Edward I built the first of his Welsh castles here on the banks of the Dee in 1277. Largely destroyed by the Puritans in the 17th century, the ruins still look out over 3 empty miles across the sands of the Dee to the Wirral Peninsula. The plan of the castle is unique in Britain: square, with three corner towers and a detached keep. Richard II was held here after his capture by Bolingbroke, later Henry IV.
Hawarden is only 6 miles from Chester; its most famous resident was William Ewart Gladstone, four times Prime Minister during Victoria’s reign. He came to Hawarden House after 1839 when he married Welsh heiress, Catherine Glynne, and lived here until his death in 1898. One of the elder statesman’s hobbies was felling trees in the park, which were then carved into chairs – many of which survive. The village contains many memorials to Gladstone, including St Deiniol’s Library and Hall, which contain his library of 32,000 volumes.
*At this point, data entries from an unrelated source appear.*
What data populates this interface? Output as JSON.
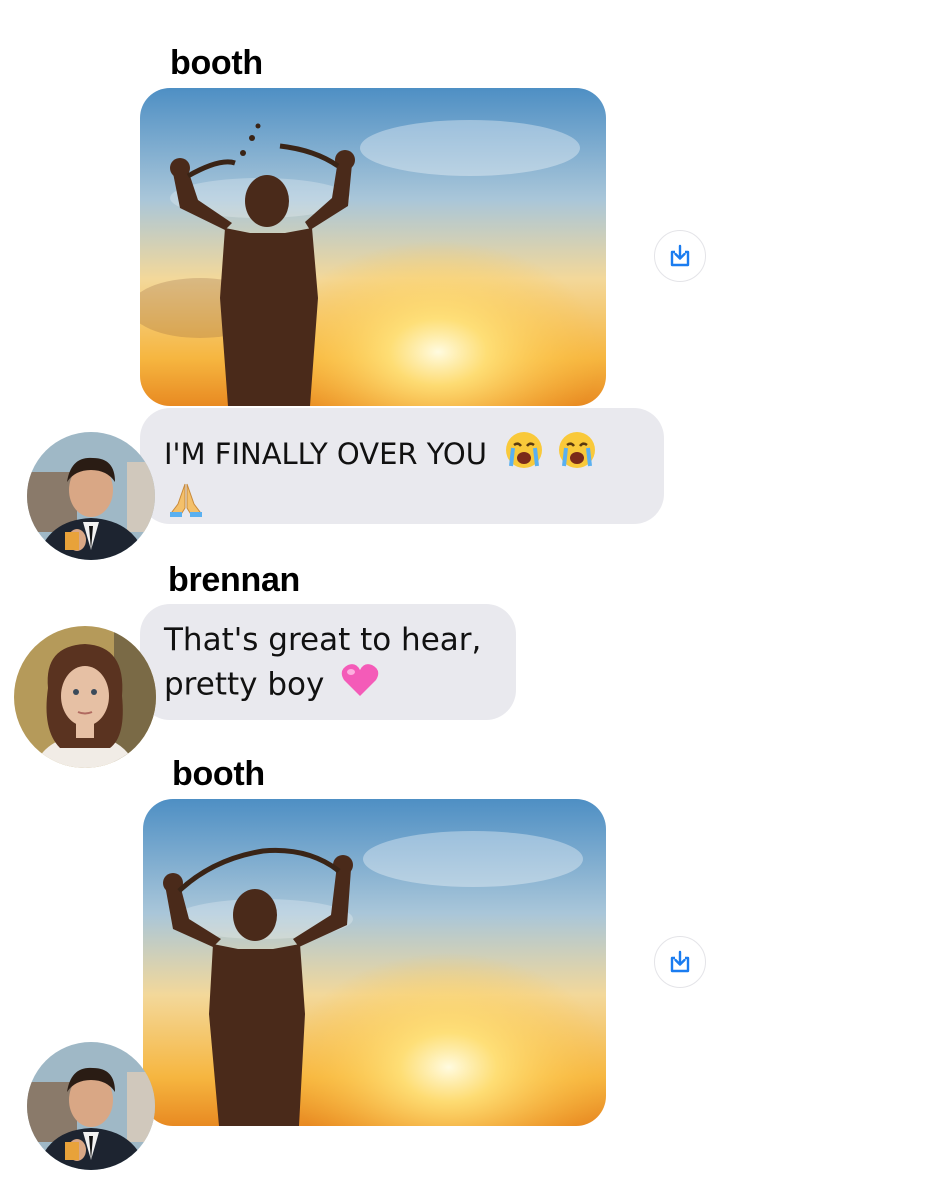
{
  "messages": [
    {
      "sender": "booth",
      "type": "image",
      "image_alt": "silhouette breaking chains at sunset",
      "action_icon": "save-to-device-icon"
    },
    {
      "sender": "booth",
      "type": "text",
      "text": "I'M FINALLY OVER YOU",
      "emojis": [
        "loudly-crying-face",
        "loudly-crying-face",
        "folded-hands"
      ]
    },
    {
      "sender": "brennan",
      "type": "text",
      "line1": "That's great to hear,",
      "line2": "pretty boy",
      "emojis": [
        "pink-heart"
      ]
    },
    {
      "sender": "booth",
      "type": "image",
      "image_alt": "silhouette breaking chains at sunset",
      "action_icon": "save-to-device-icon"
    }
  ],
  "colors": {
    "bubble": "#e9e9ee",
    "accent": "#1a7cf0",
    "text": "#111111"
  }
}
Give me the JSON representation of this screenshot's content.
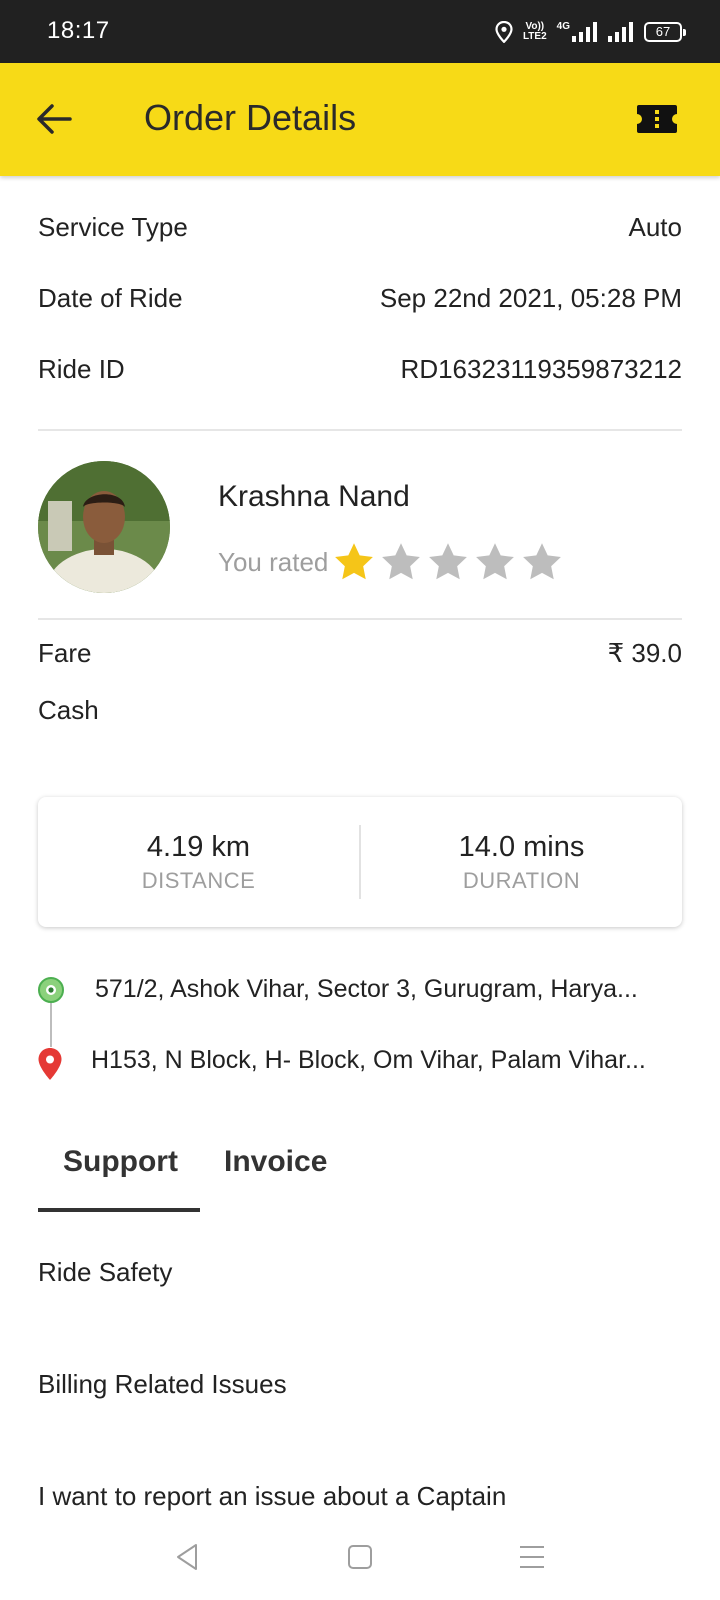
{
  "status_bar": {
    "time": "18:17",
    "network_label": "4G",
    "volte_label_top": "Vo))",
    "volte_label_bottom": "LTE2",
    "battery": "67"
  },
  "app_bar": {
    "title": "Order Details",
    "back_icon": "arrow-left-icon",
    "action_icon": "ticket-icon"
  },
  "details": {
    "service_type_label": "Service Type",
    "service_type_value": "Auto",
    "date_label": "Date of Ride",
    "date_value": "Sep 22nd 2021, 05:28 PM",
    "ride_id_label": "Ride ID",
    "ride_id_value": "RD16323119359873212"
  },
  "captain": {
    "name": "Krashna Nand",
    "rated_label": "You rated",
    "rating": 1,
    "max_rating": 5,
    "star_active_color": "#f5c518",
    "star_inactive_color": "#bdbdbd"
  },
  "payment": {
    "fare_label": "Fare",
    "fare_value": "₹ 39.0",
    "method": "Cash"
  },
  "trip_stats": {
    "distance_value": "4.19 km",
    "distance_label": "DISTANCE",
    "duration_value": "14.0 mins",
    "duration_label": "DURATION"
  },
  "locations": {
    "pickup": "571/2, Ashok Vihar, Sector 3, Gurugram, Harya...",
    "drop": "H153, N Block, H- Block, Om Vihar, Palam Vihar..."
  },
  "tabs": [
    {
      "label": "Support",
      "active": true
    },
    {
      "label": "Invoice",
      "active": false
    }
  ],
  "support_items": [
    "Ride Safety",
    "Billing Related Issues",
    "I want to report an issue about a Captain"
  ],
  "colors": {
    "app_bar": "#f7da17",
    "status_bar": "#212121",
    "pickup": "#4caf50",
    "drop": "#e53935"
  }
}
The parish church also has memorials, including a Burne-Joneswindow. The grounds of the ruined Hawarden Castle are open to the public.
Mold is the administrative centre of Clwyd. After the Norman conquest, Lord Robert de Monte Alto built a castle on a mound, north of the town, however nothing remains of it. The 15th century church contains some remarkable animal frescoes. Mold was the birthplace of the Welsh language writer Daniel Owen. Owen came from a poor family, but became a preacher and studied at the Calvinistic College in Bala, returning to Mold to support his family.